Substitute $\sqrt{x}-1 = t$ so $x = (t+1)^2$ and $dx = 2(t+1)\;dt$. Then $$ \int\frac{dx}{\sqrt{x}-1} = \int\frac{2(t+1)\;dt}{t} = \int\left(2+\frac{2}{t}\right) dt $$ In general, to get rid of something complicated (for example, in the denominator, or inside a square-root): use that as your new variable.

Answer 3

If you have any square roots and 'normal'degrees , take the substitution equal to the degree of the root , if there are multiple roots take the NZS of the roots. Works most of the time, as in this case, taking $x=t^2$ helped.

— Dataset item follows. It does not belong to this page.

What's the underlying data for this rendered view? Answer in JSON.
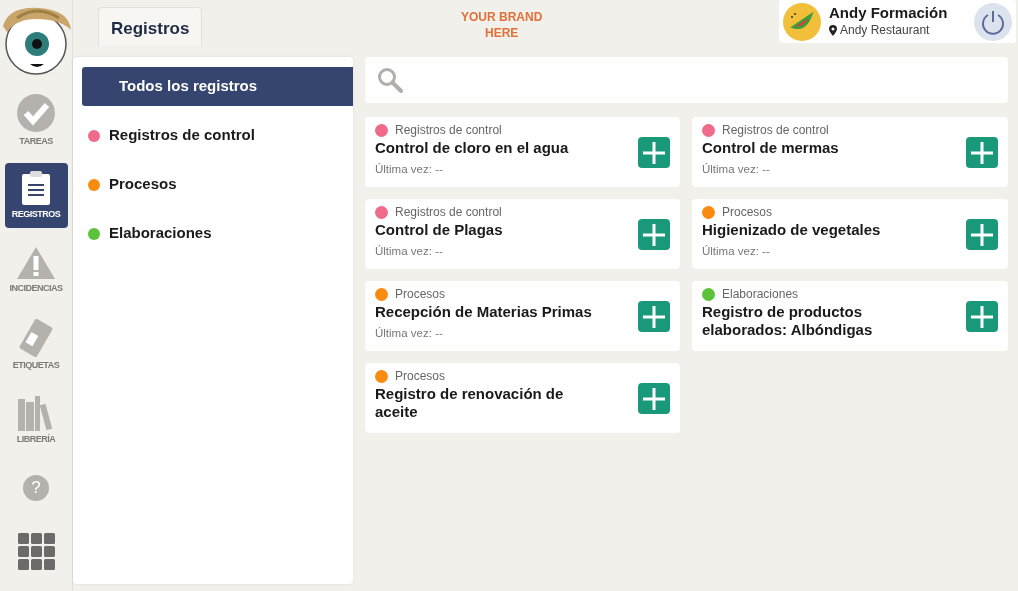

I wont repeat the work of the collegue above.

Answer 4

$$\displaystyle \int\frac{dx}{\sqrt{x}-1}$$ $$\displaystyle x=z^{2}\Rightarrow dx=2zdz$$

$$\frac{dx}{\sqrt{x}-1}=\frac{2zdz}{z-1}=2(1+\frac{1}{z-1})dz$$ $$\displaystyle \int\frac{dx}{\sqrt{x}-1}=2(\sqrt{x}+\ln\left| \sqrt{{x}} -1\right|)+c$$